Day 5: The Forgotten Highway
We finished the Matemateonga on day 5, and a got change of scene. We came to the first gravel road on the trip and coasted down into the steep farmland of the Aotuhia Station. Another locality, it exemplified early settlers endeavoring to break in this tough land decades ago. They even built impressive tunnels to circumvent steep ridgelines on the ramshackle road.
After a gradual climb for nearly 20 kilometers we arrived at civilization, a town! Whangamomona and old coal and rail town now on the "off the beaten track." It's known as the Forgotten Highway, state highway 43 from Taumaranui to Stratford.
We had booked into the pub for the night. When we checked in, the nice publican walked us next door to the old post office done up period style into a motel room. Needless to say we made the shower filthy and set out to drink the pub dry. Reality, we drank two pints each, ate big burgers, and fell asleep before 9pm.
Day 6: The End
Jackson and I had connected with the owner of a tourism outfitter, Forgotten World Adventures. They had developed a tour on the old disused railway using petrol driven golf carts on the tracks.

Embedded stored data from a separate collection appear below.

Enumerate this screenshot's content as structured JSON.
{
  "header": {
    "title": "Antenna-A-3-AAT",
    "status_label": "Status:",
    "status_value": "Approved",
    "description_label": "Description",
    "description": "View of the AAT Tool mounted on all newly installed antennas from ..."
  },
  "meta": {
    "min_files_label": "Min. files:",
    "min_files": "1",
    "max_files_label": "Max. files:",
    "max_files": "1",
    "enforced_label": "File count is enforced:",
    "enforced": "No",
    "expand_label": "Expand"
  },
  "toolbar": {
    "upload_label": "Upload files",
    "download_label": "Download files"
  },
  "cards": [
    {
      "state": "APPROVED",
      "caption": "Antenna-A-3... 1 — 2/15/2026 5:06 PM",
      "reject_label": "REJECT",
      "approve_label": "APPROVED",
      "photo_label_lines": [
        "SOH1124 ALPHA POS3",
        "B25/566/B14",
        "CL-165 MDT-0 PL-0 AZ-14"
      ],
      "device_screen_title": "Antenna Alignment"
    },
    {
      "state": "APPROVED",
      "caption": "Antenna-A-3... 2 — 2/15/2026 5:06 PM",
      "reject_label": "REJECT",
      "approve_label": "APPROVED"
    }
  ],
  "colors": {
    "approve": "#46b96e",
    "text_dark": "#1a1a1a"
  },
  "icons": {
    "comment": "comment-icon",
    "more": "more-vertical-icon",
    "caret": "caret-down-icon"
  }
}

Ian Balme gave us permission to strap our bikes to the buggy’s for the almost 50 kilometers to a spot we would be closest to our start point and leave us a 30-kilometer gravel ride back to Taumaranui.
It was pretty comical jamming our bikes in the back of a four person buggy. But, we made it work and set off with the commercial tour of the day. Once a busy moving coal and timber, prospectors hoped the railway would bring prosperity to the remote areas. It failed to come to fruition and the railway fell into a state of decay before Ian’s business brought it back to life offering a unique way of viewing the landscape.

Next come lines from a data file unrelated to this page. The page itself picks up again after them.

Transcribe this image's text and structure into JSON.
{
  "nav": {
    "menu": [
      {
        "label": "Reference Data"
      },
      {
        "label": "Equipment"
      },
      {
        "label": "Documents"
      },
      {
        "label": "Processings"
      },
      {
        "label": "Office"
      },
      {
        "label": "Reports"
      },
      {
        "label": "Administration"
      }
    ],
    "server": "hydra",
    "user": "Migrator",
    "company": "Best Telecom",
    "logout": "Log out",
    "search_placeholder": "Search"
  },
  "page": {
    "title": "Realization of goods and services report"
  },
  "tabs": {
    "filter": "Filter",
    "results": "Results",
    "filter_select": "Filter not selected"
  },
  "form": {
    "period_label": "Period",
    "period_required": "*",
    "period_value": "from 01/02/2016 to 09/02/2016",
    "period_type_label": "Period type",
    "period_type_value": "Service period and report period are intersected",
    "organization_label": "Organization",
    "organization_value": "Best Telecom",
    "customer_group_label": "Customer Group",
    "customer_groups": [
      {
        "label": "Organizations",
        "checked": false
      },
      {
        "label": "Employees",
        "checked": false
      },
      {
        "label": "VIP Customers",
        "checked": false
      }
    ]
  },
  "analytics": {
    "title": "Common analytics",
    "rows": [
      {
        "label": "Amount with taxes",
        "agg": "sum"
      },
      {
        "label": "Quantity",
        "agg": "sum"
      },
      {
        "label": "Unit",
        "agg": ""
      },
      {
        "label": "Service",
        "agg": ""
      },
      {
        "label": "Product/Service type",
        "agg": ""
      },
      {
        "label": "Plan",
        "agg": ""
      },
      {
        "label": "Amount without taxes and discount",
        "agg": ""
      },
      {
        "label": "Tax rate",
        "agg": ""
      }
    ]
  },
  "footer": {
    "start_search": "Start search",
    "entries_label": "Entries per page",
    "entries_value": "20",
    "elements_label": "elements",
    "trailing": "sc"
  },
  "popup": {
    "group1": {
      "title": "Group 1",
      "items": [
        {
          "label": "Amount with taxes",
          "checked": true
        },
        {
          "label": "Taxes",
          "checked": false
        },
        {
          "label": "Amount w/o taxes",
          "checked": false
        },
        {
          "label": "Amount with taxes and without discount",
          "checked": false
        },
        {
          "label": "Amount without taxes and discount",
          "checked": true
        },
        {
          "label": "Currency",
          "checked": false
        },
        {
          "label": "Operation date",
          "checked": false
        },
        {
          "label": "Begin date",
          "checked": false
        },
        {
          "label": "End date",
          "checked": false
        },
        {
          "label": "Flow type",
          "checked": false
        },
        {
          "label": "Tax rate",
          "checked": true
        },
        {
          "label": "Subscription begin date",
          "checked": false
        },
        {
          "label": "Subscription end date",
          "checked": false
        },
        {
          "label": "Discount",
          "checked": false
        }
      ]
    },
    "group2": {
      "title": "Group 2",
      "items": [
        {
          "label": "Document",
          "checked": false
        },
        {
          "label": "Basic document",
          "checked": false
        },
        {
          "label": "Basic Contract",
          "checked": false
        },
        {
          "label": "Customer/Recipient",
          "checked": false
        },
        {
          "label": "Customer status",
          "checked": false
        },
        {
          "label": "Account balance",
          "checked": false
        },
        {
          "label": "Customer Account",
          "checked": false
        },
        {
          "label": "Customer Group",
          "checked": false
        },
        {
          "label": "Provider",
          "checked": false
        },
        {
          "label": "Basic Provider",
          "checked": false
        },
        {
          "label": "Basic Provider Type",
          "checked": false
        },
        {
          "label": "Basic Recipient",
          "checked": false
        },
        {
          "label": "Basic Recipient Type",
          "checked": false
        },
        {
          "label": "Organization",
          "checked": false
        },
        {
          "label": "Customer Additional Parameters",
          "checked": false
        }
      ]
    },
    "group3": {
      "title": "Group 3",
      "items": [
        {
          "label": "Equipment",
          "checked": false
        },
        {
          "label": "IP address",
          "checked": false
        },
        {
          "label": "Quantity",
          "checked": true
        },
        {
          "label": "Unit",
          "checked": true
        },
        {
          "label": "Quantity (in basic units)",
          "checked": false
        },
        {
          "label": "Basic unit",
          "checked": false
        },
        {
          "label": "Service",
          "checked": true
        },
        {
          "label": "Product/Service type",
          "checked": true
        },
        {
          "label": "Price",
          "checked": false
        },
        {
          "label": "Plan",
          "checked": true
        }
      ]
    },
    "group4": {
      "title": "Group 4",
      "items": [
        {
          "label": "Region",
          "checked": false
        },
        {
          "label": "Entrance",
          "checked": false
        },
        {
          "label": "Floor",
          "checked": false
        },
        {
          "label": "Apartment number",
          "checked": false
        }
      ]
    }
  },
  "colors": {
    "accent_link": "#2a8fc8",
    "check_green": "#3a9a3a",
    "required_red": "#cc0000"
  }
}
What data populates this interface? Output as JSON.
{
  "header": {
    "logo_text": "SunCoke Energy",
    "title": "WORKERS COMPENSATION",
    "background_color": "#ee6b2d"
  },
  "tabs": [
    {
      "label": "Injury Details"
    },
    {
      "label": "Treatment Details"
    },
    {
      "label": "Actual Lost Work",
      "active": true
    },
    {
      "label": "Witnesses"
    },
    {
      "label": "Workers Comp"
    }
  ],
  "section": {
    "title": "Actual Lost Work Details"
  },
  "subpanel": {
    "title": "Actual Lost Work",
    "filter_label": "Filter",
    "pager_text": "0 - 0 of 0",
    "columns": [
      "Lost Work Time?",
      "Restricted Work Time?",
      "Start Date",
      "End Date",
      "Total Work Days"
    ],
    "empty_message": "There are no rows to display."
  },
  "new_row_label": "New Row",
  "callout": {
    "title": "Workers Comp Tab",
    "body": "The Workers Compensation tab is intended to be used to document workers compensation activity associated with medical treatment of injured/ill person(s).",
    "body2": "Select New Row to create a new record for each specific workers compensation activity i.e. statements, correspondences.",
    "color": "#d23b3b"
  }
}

The tour customers thought we were a bit crazy, there were some nice old ducks and we natted away when we got the chance. They waved us off after we built our bikes up and headed for the finish line. It was a nice cruisy undulating ride through sheep country. Really hot, we had a 300-meter vertical climb to finish before the descent into town. It felt brutal.
It seemed only fitting to call the film Forgotten Highways. We had traveled 6 old trails that had been highways at some point in history, be it Maori or European settlers all with similar enthusiasm for their endeavours as we were in the modern day to accomplish a challenge we set for ourselves. The toil we had endured whilst recreating would have been a drop in the bucket for what these hard men and women undertook to live off the land and even just travel through the landscape without the high tech bikes, boats and equipment we had available to us.

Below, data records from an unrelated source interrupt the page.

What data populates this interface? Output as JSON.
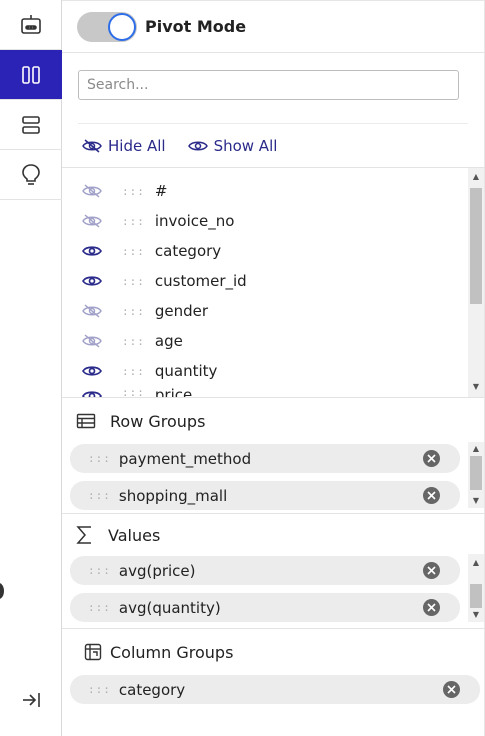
{
  "rail": {
    "items": [
      {
        "icon": "robot-icon"
      },
      {
        "icon": "columns-icon",
        "active": true
      },
      {
        "icon": "rows-icon"
      },
      {
        "icon": "lightbulb-icon"
      }
    ],
    "bottom_icon": "collapse-panel-icon"
  },
  "pivot": {
    "label": "Pivot Mode",
    "enabled": true
  },
  "search": {
    "placeholder": "Search..."
  },
  "visibility": {
    "hide_all": "Hide All",
    "show_all": "Show All"
  },
  "columns": [
    {
      "name": "#",
      "visible": false
    },
    {
      "name": "invoice_no",
      "visible": false
    },
    {
      "name": "category",
      "visible": true
    },
    {
      "name": "customer_id",
      "visible": true
    },
    {
      "name": "gender",
      "visible": false
    },
    {
      "name": "age",
      "visible": false
    },
    {
      "name": "quantity",
      "visible": true
    },
    {
      "name": "price",
      "visible": true
    }
  ],
  "row_groups": {
    "title": "Row Groups",
    "items": [
      "payment_method",
      "shopping_mall"
    ]
  },
  "values": {
    "title": "Values",
    "items": [
      "avg(price)",
      "avg(quantity)"
    ]
  },
  "column_groups": {
    "title": "Column Groups",
    "items": [
      "category"
    ]
  },
  "colors": {
    "accent": "#2b22b6",
    "link": "#2a2a8a",
    "toggle_ring": "#2d6ee8",
    "chip_bg": "#ececec"
  }
}
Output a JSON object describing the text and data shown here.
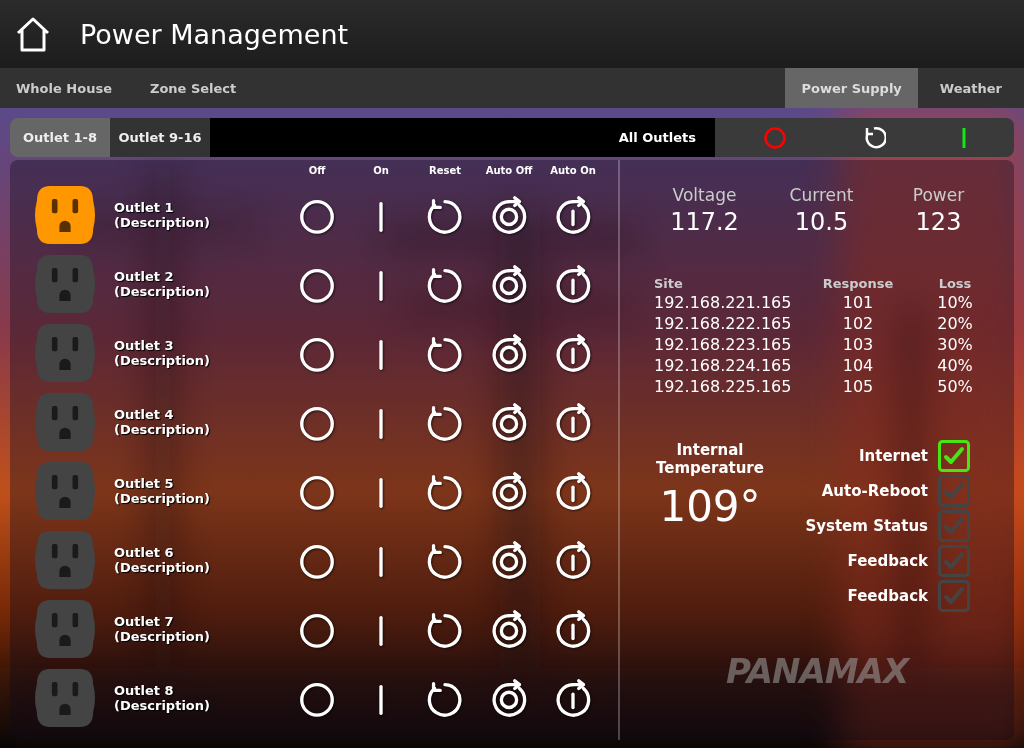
{
  "header": {
    "title": "Power Management"
  },
  "nav": [
    {
      "label": "Whole House",
      "selected": false
    },
    {
      "label": "Zone Select",
      "selected": false
    },
    {
      "label": "Power Supply",
      "selected": true
    },
    {
      "label": "Weather",
      "selected": false
    }
  ],
  "outlet_groups": [
    {
      "label": "Outlet 1-8",
      "selected": true
    },
    {
      "label": "Outlet 9-16",
      "selected": false
    }
  ],
  "all_outlets": {
    "label": "All Outlets"
  },
  "columns": [
    "Off",
    "On",
    "Reset",
    "Auto Off",
    "Auto On"
  ],
  "outlets": [
    {
      "name": "Outlet 1",
      "description": "(Description)",
      "on": true
    },
    {
      "name": "Outlet 2",
      "description": "(Description)",
      "on": false
    },
    {
      "name": "Outlet 3",
      "description": "(Description)",
      "on": false
    },
    {
      "name": "Outlet 4",
      "description": "(Description)",
      "on": false
    },
    {
      "name": "Outlet 5",
      "description": "(Description)",
      "on": false
    },
    {
      "name": "Outlet 6",
      "description": "(Description)",
      "on": false
    },
    {
      "name": "Outlet 7",
      "description": "(Description)",
      "on": false
    },
    {
      "name": "Outlet 8",
      "description": "(Description)",
      "on": false
    }
  ],
  "readings": [
    {
      "label": "Voltage",
      "value": "117.2"
    },
    {
      "label": "Current",
      "value": "10.5"
    },
    {
      "label": "Power",
      "value": "123"
    }
  ],
  "sites": {
    "columns": [
      "Site",
      "Response",
      "Loss"
    ],
    "rows": [
      [
        "192.168.221.165",
        "101",
        "10%"
      ],
      [
        "192.168.222.165",
        "102",
        "20%"
      ],
      [
        "192.168.223.165",
        "103",
        "30%"
      ],
      [
        "192.168.224.165",
        "104",
        "40%"
      ],
      [
        "192.168.225.165",
        "105",
        "50%"
      ]
    ]
  },
  "temperature": {
    "label": "Internal Temperature",
    "value": "109°"
  },
  "status": [
    {
      "label": "Internet",
      "checked": true
    },
    {
      "label": "Auto-Reboot",
      "checked": false
    },
    {
      "label": "System Status",
      "checked": false
    },
    {
      "label": "Feedback",
      "checked": false
    },
    {
      "label": "Feedback",
      "checked": false
    }
  ],
  "logo": "PANAMAX"
}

Were they forgotten? That depends on definition I reckon, maybe forgotten as ‘highways’, but this Awa and these trails are thick with heritage and folklore, legend and endeavor. In retrospect it seemed fitting to experience this area undertaking a degree of toil and some discomfort giving us the full immersion experience to the Whanganui District.
Deane Parker has always been drawn by the allure of the backcountry, and always will. For as long as he can remember he’s always been passionate about exploring new landscapes, what’s around that corner, over that ridge, or in that canyon. Backcountry bikepacking, bikerafting, and packrafting are the pursuits he’s been most drawn to, through the evolution of being an adventurous kiwi born and bred in Aotearoa, Land of the Long White Cloud, New Zealand—an Adventurer’s nirvana.